What is it that makes memories come flooding back as if they had just happened yesterday?
What is the trigger?
I was just lying on my bed, thinking about a FB conversation I had with someone I know, about why we are no longer friends. It was quite upsetting.
I don’t have many friends and I was trying to cultivate one with her. I had told her about the husband’s affair and the issues I have with my children. She talked about her children as well and menopause, about getting a job and the various reasons why she was doing that.
Soon it became clear that she was not really interested in the ongoing saga of my marriage. one night she said things like me never resolving anything. so I must not be ready to resolve it. and then said she wasn’t being a very good cheerleader.

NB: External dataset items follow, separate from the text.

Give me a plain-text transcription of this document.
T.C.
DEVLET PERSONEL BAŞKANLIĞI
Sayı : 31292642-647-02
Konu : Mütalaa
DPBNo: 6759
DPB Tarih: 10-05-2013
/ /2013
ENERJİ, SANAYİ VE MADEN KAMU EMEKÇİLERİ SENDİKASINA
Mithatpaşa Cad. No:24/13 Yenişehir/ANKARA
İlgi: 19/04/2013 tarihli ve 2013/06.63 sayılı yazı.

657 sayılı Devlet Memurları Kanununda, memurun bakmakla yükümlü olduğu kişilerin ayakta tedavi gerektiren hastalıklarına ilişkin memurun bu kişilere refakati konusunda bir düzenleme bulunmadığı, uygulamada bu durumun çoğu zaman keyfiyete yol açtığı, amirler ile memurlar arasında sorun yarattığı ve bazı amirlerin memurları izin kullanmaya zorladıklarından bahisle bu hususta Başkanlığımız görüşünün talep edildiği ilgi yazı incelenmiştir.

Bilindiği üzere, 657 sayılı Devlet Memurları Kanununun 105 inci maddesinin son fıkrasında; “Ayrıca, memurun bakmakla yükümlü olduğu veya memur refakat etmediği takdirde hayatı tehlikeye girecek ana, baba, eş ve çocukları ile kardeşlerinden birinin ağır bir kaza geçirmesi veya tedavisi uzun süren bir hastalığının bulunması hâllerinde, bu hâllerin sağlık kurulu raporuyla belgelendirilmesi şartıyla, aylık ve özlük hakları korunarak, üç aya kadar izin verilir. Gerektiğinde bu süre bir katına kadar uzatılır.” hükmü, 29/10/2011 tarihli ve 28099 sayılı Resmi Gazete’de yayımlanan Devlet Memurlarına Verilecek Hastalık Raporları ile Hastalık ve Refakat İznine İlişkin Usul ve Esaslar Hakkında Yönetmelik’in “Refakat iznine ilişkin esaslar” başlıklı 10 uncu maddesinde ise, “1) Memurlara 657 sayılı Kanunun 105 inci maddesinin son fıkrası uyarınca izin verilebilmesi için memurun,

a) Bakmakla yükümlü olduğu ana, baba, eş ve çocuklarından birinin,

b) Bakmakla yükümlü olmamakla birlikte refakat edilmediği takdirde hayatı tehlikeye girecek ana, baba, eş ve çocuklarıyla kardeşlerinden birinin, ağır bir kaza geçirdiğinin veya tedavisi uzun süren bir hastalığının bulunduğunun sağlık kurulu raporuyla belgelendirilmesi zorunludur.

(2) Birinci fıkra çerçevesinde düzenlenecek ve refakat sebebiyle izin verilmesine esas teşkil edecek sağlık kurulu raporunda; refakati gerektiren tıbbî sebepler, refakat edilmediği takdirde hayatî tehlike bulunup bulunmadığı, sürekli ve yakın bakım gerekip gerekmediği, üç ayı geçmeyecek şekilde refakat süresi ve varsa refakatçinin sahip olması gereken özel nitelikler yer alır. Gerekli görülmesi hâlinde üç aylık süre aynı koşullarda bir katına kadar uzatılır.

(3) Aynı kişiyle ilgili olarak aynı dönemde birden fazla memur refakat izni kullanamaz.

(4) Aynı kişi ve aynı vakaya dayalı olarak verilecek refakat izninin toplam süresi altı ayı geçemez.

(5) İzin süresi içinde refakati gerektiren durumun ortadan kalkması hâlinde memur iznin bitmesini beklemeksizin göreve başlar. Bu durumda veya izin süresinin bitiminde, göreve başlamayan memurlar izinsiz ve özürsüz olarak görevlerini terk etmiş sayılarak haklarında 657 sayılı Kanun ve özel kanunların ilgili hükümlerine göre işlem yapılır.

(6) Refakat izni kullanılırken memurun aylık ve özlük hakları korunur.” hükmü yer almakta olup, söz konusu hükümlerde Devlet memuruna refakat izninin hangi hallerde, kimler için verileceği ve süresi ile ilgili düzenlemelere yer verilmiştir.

I asked her if everything was ok to which she replied “we all have stuff” I said true… and left it at that feeling that she did not want to talk about it. we chatted a few more times about jobs and such. I didn’t really bring up my situation feeling she didn’t want to hear about it anymore since I wasn’t going to “do” anything to resolve it.
a couple of months later (we didn’t talk for about a month and a half, I would see her on FB, figured she was playing the game she liked to play and if she wanted to see how I was she would ask… I was always the first to make contact) I asked how she was, no answer. I messaged her the next day as well when I saw she on FB. she answered and told me more stuff about quitting two new jobs in two weeks. so we talked a little about that. then I told her I just wanted to check in and see how she was doing, since it had been a long time since we talked. she said she hasn’t been talking to much of anyone because she had too much going on. so I asked if everything was ok. to which she replied that sometimes you can talk something to death. and that she liked to figure it out and change it. I said that isn’t always easy when others are involved.. she replied, not easy but necessary. Again I thought she didn’t want to talk about her stuff and disproved of the way I was handling mine. So I said hope you get things figured out and call me if you need anything.
about a week later I said to her ” hey I have been a bit worried about you. you ok” to which she replied “Don’t worry about me… I’m fine, just swamped.” me:”you seemed like you were not doing well last week” her: “I hit a snag & figure out a solution!” Me: “that is good… wish solutions were always available” she did not reply.
a week or so later I told her I needed to buy something from her pampered chef business… she never replied. that was in september.
tonight I asked how she was doing and it all started out ok. I asked if she was working and where and if it was full-time. she said she wasn’t telling anyone where she was working… I asked why the secrecy and she replied “those that give a shit know”
WOW I said I give a shit. and then it went down hill from there….
I’m not sure but I think we are no longer friends because I didn’t have a pampered chef party for her.
So what does all of this have to do with memories that roll over you like a wave? Maybe it put me in the frame of mind to recall things, I was trying to figure out if I had been a bad friend. I have been self consumed with surviving my husband’s affair and recovering from my depression.
I really don’t want to remember the email I found that uncovered the affair. I don’t want to remember the FB message begining, I assume FB is still safe. I don’t want to remember any of it. I want to put it all behind us, move on and concentrate on becoming us.
If only solutions were as easy to figure out as my non-friend claims they are.